Rahma melangkah dengan menundukkan kepala. Ia memperhatikan langkah-langkah kakinya seperti melihat jejak kehidupannya yang telah berlalu. Beberapa kenangan berkelebat dalam pikirannya. Kenangan bersama Haris, lelaki pengarang yang sangat mencintainya.
Haris. Lelaki itu begitu berarti dalam hidup Rahma. Bersama Haris, Rahma telah mendapat anugerah dua buah hati. Si sulung bernama Agung, sudah kelas 3 SD. Si bungsu bernama Pipit, masih 3 tahun dan tahun depan akan masuk Play Group.

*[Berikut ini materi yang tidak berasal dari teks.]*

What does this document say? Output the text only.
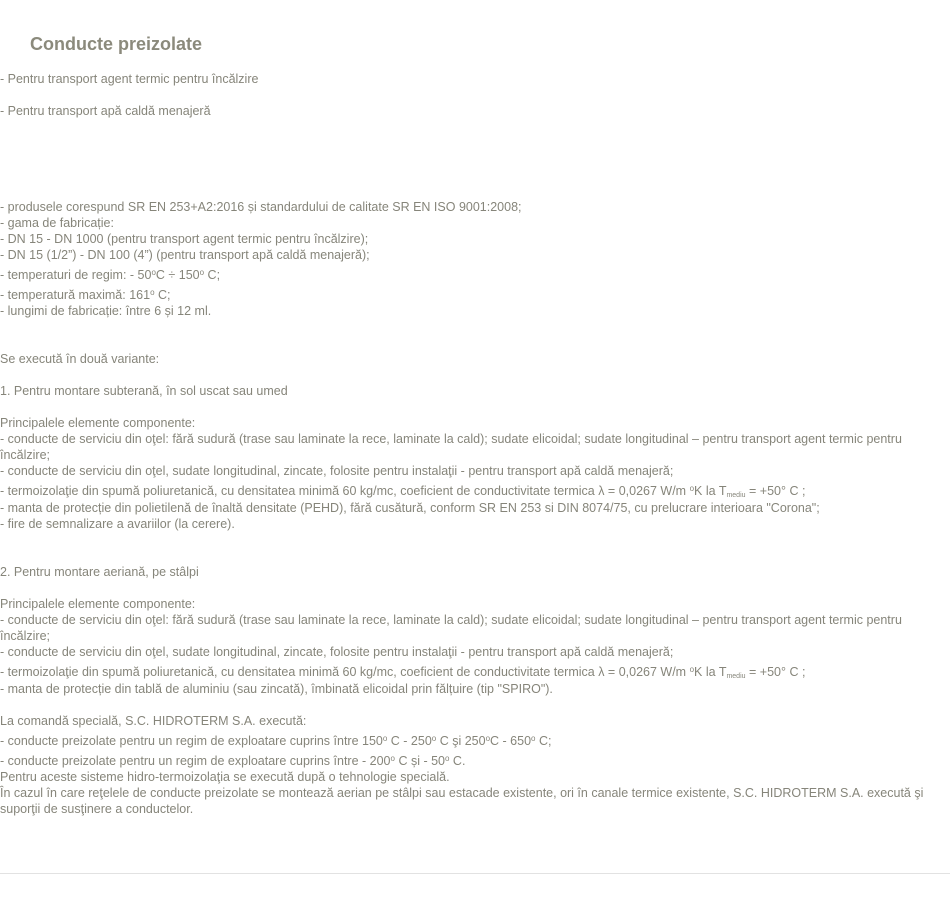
Conducte preizolate
- Pentru transport agent termic pentru încălzire
- Pentru transport apă caldă menajeră
- produsele corespund SR EN 253+A2:2016 și standardului de calitate SR EN ISO 9001:2008;
- gama de fabricație:
- DN 15 - DN 1000 (pentru transport agent termic pentru încălzire);
- DN 15 (1/2”) - DN 100 (4”) (pentru transport apă caldă menajeră);
- temperaturi de regim: - $50^oC \div 150^o$ C;
- temperatură maximă: 161$^o$ C;
- lungimi de fabricație: între 6 și 12 ml.
Se execută în două variante:
1. Pentru montare subterană, în sol uscat sau umed
Principalele elemente componente:
- conducte de serviciu din oţel: fără sudură (trase sau laminate la rece, laminate la cald); sudate elicoidal; sudate longitudinal – pentru transport agent termic pentru încălzire;
- conducte de serviciu din oţel, sudate longitudinal, zincate, folosite pentru instalaţii - pentru transport apă caldă menajeră;
- termoizolaţie din spumă poliuretanică, cu densitatea minimă 60 kg/mc, coeficient de conductivitate termica λ = 0,0267 W/m $^o$K la $T_{mediu} = +50^\circ$ C ;
- manta de protecție din polietilenă de înaltă densitate (PEHD), fără cusătură, conform SR EN 253 si DIN 8074/75, cu prelucrare interioara "Corona";
- fire de semnalizare a avariilor (la cerere).
2. Pentru montare aeriană, pe stâlpi
Principalele elemente componente:
- conducte de serviciu din oţel: fără sudură (trase sau laminate la rece, laminate la cald); sudate elicoidal; sudate longitudinal – pentru transport agent termic pentru încălzire;
- conducte de serviciu din oţel, sudate longitudinal, zincate, folosite pentru instalaţii - pentru transport apă caldă menajeră;
- termoizolaţie din spumă poliuretanică, cu densitatea minimă 60 kg/mc, coeficient de conductivitate termica λ = 0,0267 W/m $^o$K la $T_{mediu} = +50^\circ$ C ;
- manta de protecție din tablă de aluminiu (sau zincată), îmbinată elicoidal prin fălțuire (tip "SPIRO").
La comandă specială, S.C. HIDROTERM S.A. execută:
- conducte preizolate pentru un regim de exploatare cuprins între 150$^o$ C - 250$^o$ C şi 250$^o$C - 650$^o$ C;
- conducte preizolate pentru un regim de exploatare cuprins între - 200$^o$ C și - 50$^o$ C.
Pentru aceste sisteme hidro-termoizolaţia se execută după o tehnologie specială.
În cazul în care reţelele de conducte preizolate se montează aerian pe stâlpi sau estacade existente, ori în canale termice existente, S.C. HIDROTERM S.A. execută şi suporţii de susţinere a conductelor.
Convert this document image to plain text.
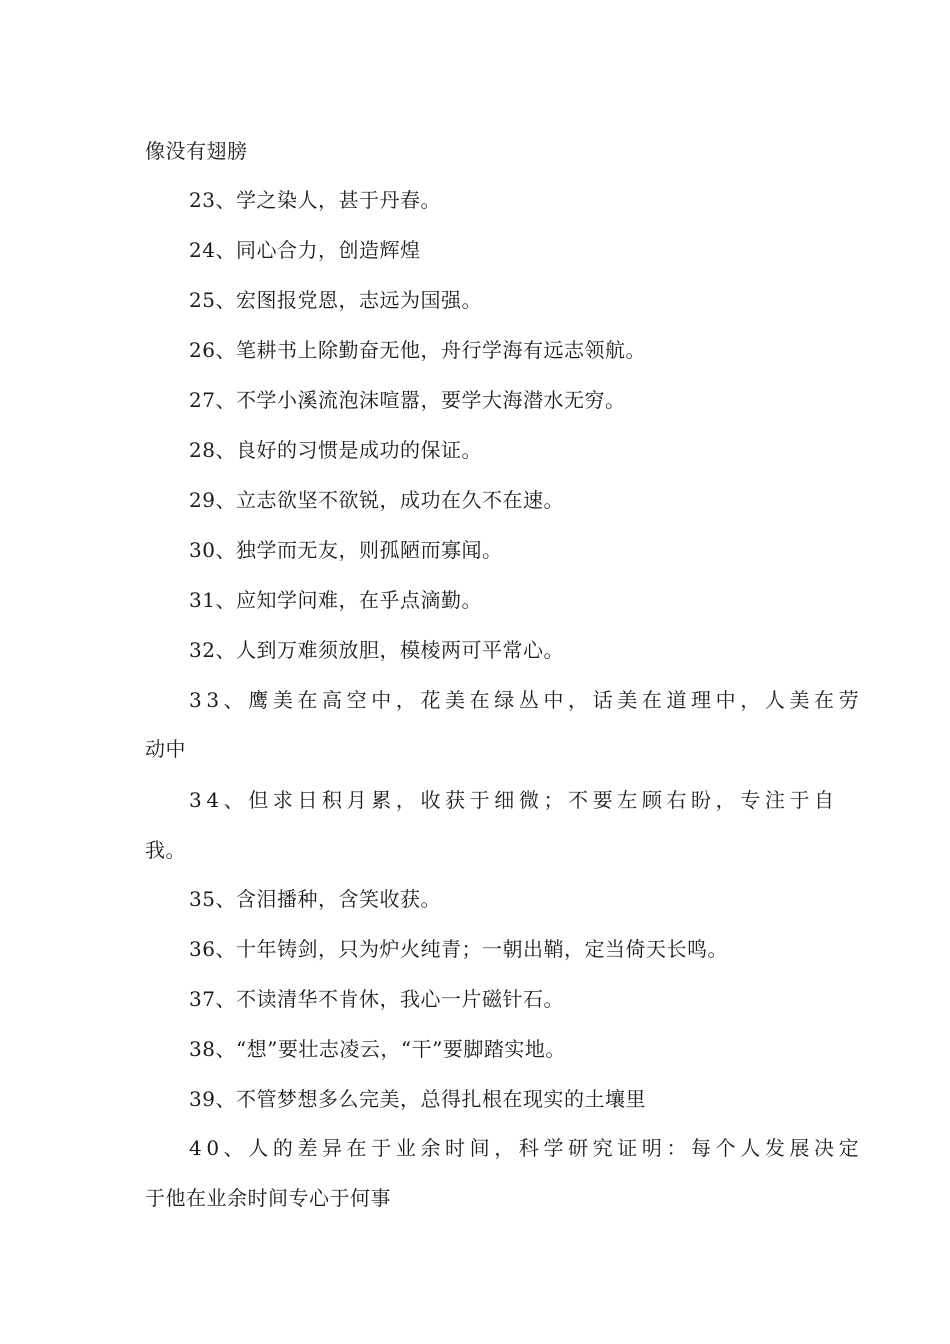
像没有翅膀
23、学之染人，甚于丹春。
24、同心合力，创造辉煌
25、宏图报党恩，志远为国强。
26、笔耕书上除勤奋无他，舟行学海有远志领航。
27、不学小溪流泡沫喧嚣，要学大海潜水无穷。
28、良好的习惯是成功的保证。
29、立志欲坚不欲锐，成功在久不在速。
30、独学而无友，则孤陋而寡闻。
31、应知学问难，在乎点滴勤。
32、人到万难须放胆，模棱两可平常心。
33、鹰美在高空中，花美在绿丛中，话美在道理中，人美在劳
动中
34、但求日积月累，收获于细微；不要左顾右盼，专注于自
我。
35、含泪播种，含笑收获。
36、十年铸剑，只为炉火纯青；一朝出鞘，定当倚天长鸣。
37、不读清华不肯休，我心一片磁针石。
38、“想”要壮志凌云，“干”要脚踏实地。
39、不管梦想多么完美，总得扎根在现实的土壤里
40、人的差异在于业余时间，科学研究证明：每个人发展决定
于他在业余时间专心于何事
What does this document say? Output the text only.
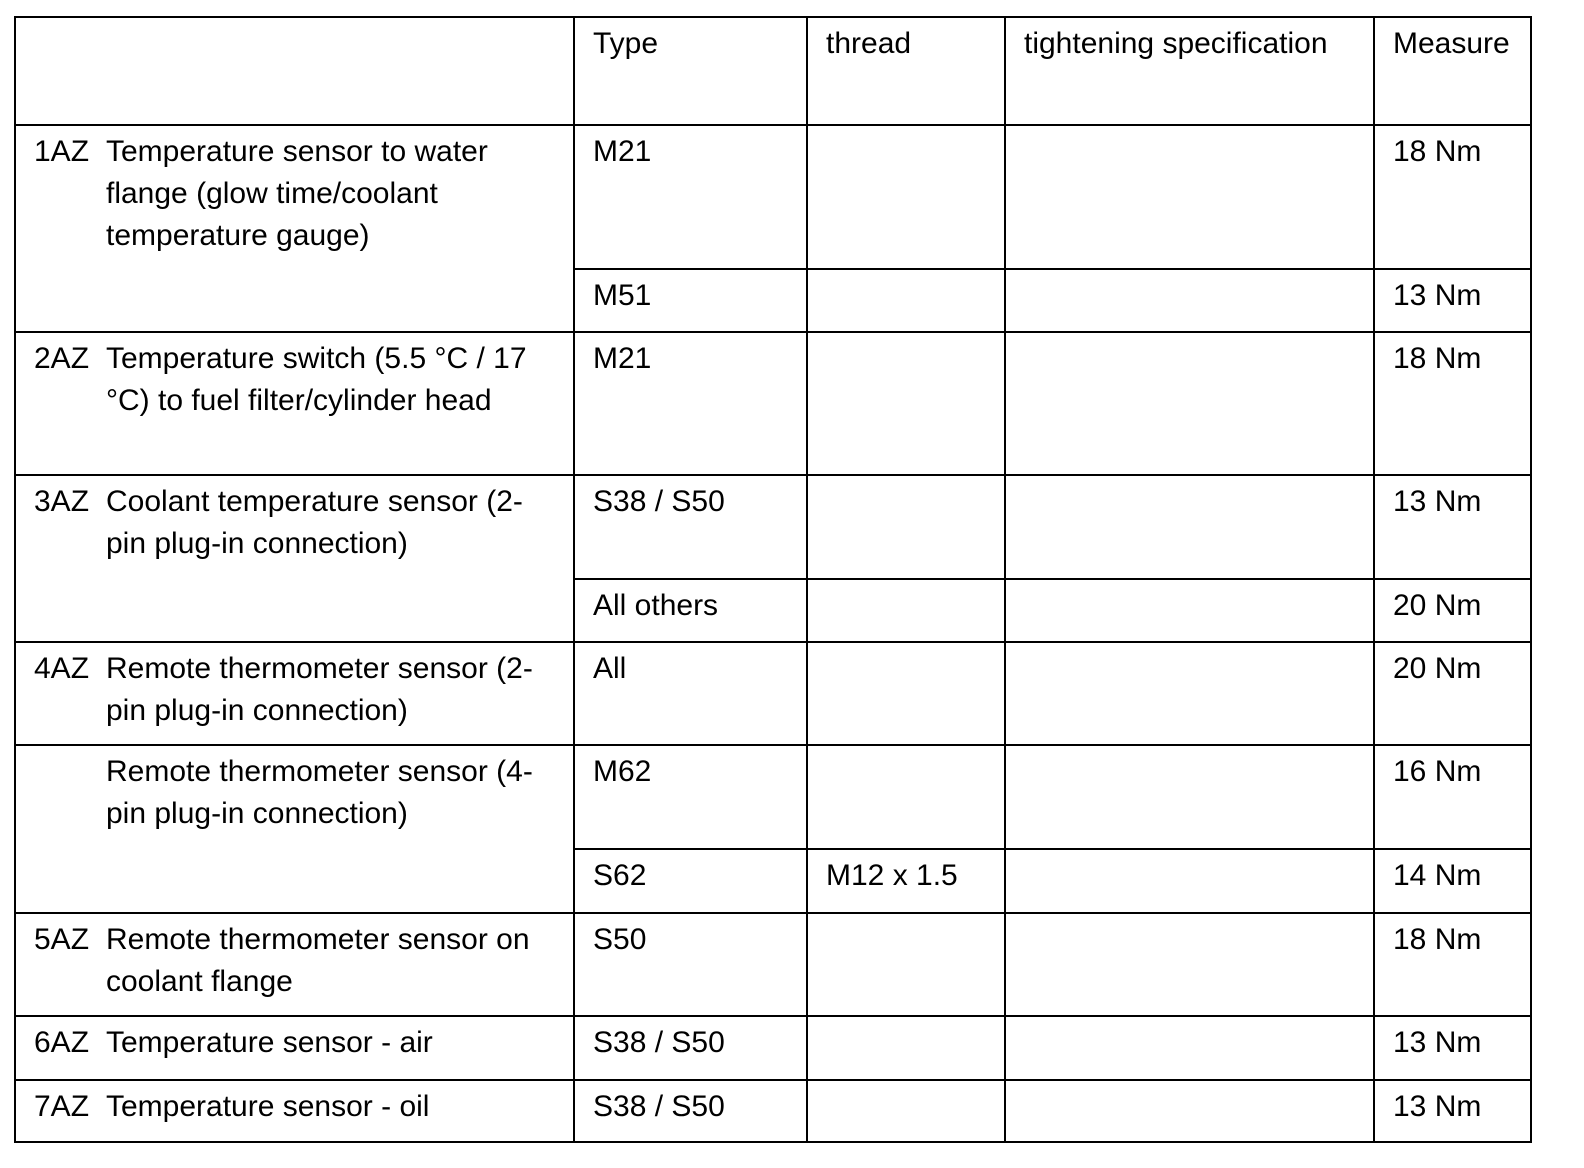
	Type	thread	tightening specification	Measure

1AZ Temperature sensor to water flange (glow time/coolant temperature gauge)	M21			18 Nm
	M51			13 Nm

2AZ Temperature switch (5.5 °C / 17 °C) to fuel filter/cylinder head	M21			18 Nm

3AZ Coolant temperature sensor (2-pin plug-in connection)	S38 / S50			13 Nm
	All others			20 Nm

4AZ Remote thermometer sensor (2-pin plug-in connection)	All			20 Nm

Remote thermometer sensor (4-pin plug-in connection)	M62			16 Nm
	S62	M12 x 1.5		14 Nm

5AZ Remote thermometer sensor on coolant flange	S50			18 Nm

6AZ Temperature sensor - air	S38 / S50			13 Nm

7AZ Temperature sensor - oil	S38 / S50			13 Nm
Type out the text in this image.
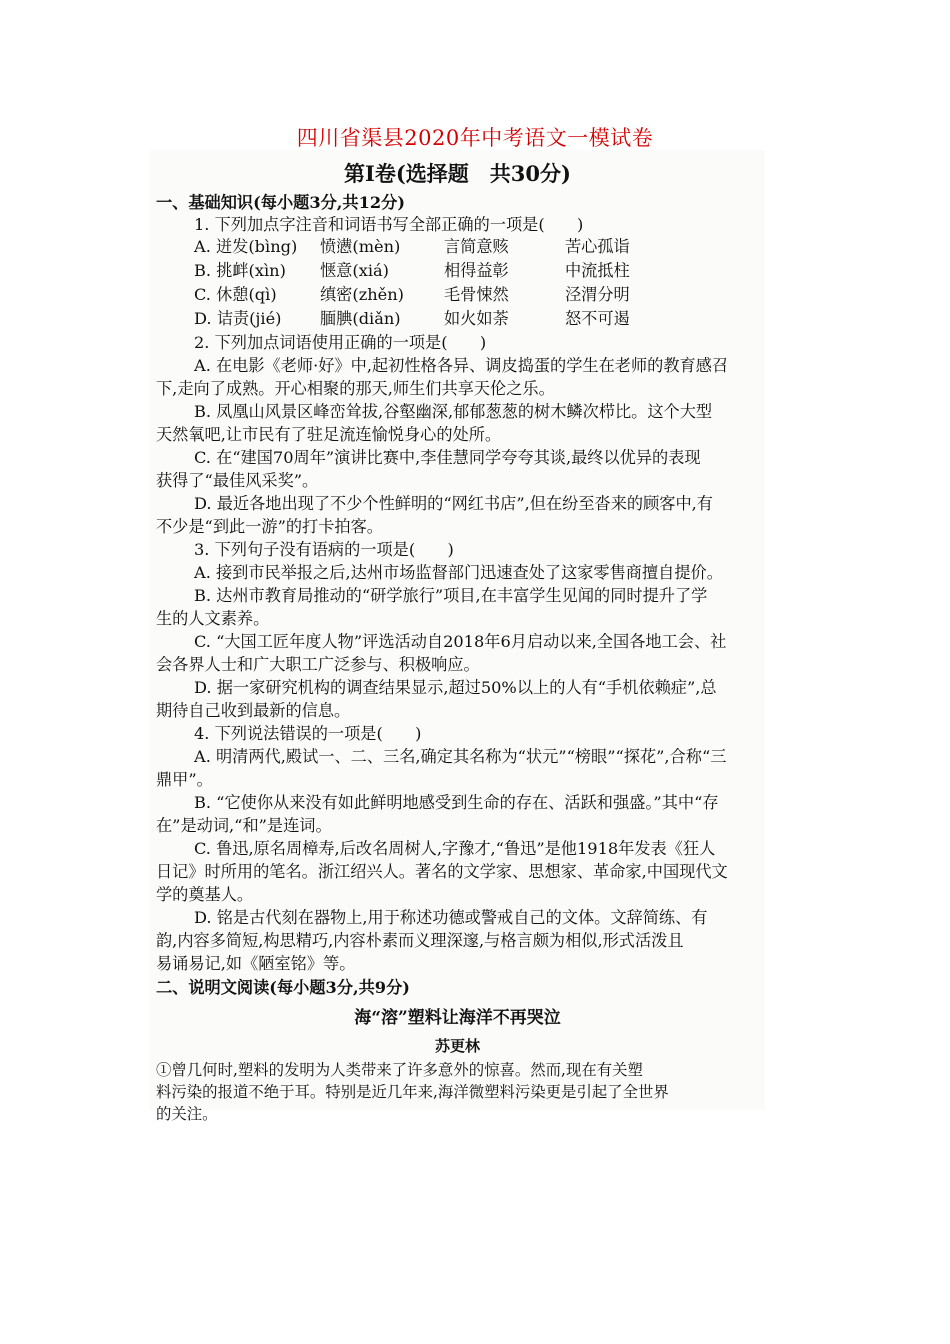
四川省渠县2020年中考语文一模试卷
第Ⅰ卷(选择题　共30分)
一、基础知识(每小题3分,共12分)
1. 下列加点字注音和词语书写全部正确的一项是(　　)
A. 迸发(bìng) 愤懑(mèn)	言简意赅	苦心孤诣
B. 挑衅(xìn) 惬意(xiá)	相得益彰	中流抵柱
C. 休憩(qì)	缜密(zhěn) 毛骨悚然	泾渭分明
D. 诘责(jié) 腼腆(diǎn)	如火如荼	怒不可遏
2. 下列加点词语使用正确的一项是(　　)
A. 在电影《老师·好》中,起初性格各异、调皮捣蛋的学生在老师的教育感召
下,走向了成熟。开心相聚的那天,师生们共享天伦之乐。
B. 凤凰山风景区峰峦耸拔,谷壑幽深,郁郁葱葱的树木鳞次栉比。这个大型
天然氧吧,让市民有了驻足流连愉悦身心的处所。
C. 在“建国70周年”演讲比赛中,李佳慧同学夸夸其谈,最终以优异的表现
获得了“最佳风采奖”。
D. 最近各地出现了不少个性鲜明的“网红书店”,但在纷至沓来的顾客中,有
不少是“到此一游”的打卡拍客。
3. 下列句子没有语病的一项是(　　)
A. 接到市民举报之后,达州市场监督部门迅速查处了这家零售商擅自提价。
B. 达州市教育局推动的“研学旅行”项目,在丰富学生见闻的同时提升了学
生的人文素养。
C. “大国工匠年度人物”评选活动自2018年6月启动以来,全国各地工会、社
会各界人士和广大职工广泛参与、积极响应。
D. 据一家研究机构的调查结果显示,超过50%以上的人有“手机依赖症”,总
期待自己收到最新的信息。
4. 下列说法错误的一项是(　　)
A. 明清两代,殿试一、二、三名,确定其名称为“状元”“榜眼”“探花”,合称“三
鼎甲”。
B. “它使你从来没有如此鲜明地感受到生命的存在、活跃和强盛。”其中“存
在”是动词,“和”是连词。
C. 鲁迅,原名周樟寿,后改名周树人,字豫才,“鲁迅”是他1918年发表《狂人
日记》时所用的笔名。浙江绍兴人。著名的文学家、思想家、革命家,中国现代文
学的奠基人。
D. 铭是古代刻在器物上,用于称述功德或警戒自己的文体。文辞简练、有
韵,内容多简短,构思精巧,内容朴素而义理深邃,与格言颇为相似,形式活泼且
易诵易记,如《陋室铭》等。
二、说明文阅读(每小题3分,共9分)
海“溶”塑料让海洋不再哭泣
苏更林
①曾几何时,塑料的发明为人类带来了许多意外的惊喜。然而,现在有关塑
料污染的报道不绝于耳。特别是近几年来,海洋微塑料污染更是引起了全世界
的关注。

Masa awal pernikahan dengan Haris adalah masa-masa berat bagi Rahma. Haris bukanlah pengarang besar, penghasilannya dari menulis tak menentu. Kadang dalam sebulan tak ada cerpen dan puisi Haris yang dimuat. Tak ada honor, tak ada pemasukan untuk menghidupi keluarga. Terpaksa Haris pinjam uang ke teman-temannya, pernah pula menjadi tukang ojek, salesman roti, dan pekerjaan lainnya.
Praktis, Haris tak sempat lagi menulis. Rahma kerap menemukan Haris murung. Rahma tahu, tak sempat menulis itu sangat menyiksa bagi seorang pengarang.
“Menulislah, Mas. Jangan pikirkan yang lain,” kata Rahma, suatu hari, menyadari kebutuhan seorang pengarang adalah menulis, menulis, dan menulis.
“Tapi ....”
“Rezeki sudah ada yang mengatur, Mas. Kalau Mas bisa konsenterasi menulis, tulisan Mas akan bagus, akan sering dimuat.”
Haris tersenyum. Matanya bercahaya dan ia pun menulis tiap hari. Berpuluh-puluh cerpen, ratusan puisi ia tulis. Haris benar-benar tak memikirkan hal lain. Ia terus menulis, meski harus dengan duduk memangku Agung yang masih balita.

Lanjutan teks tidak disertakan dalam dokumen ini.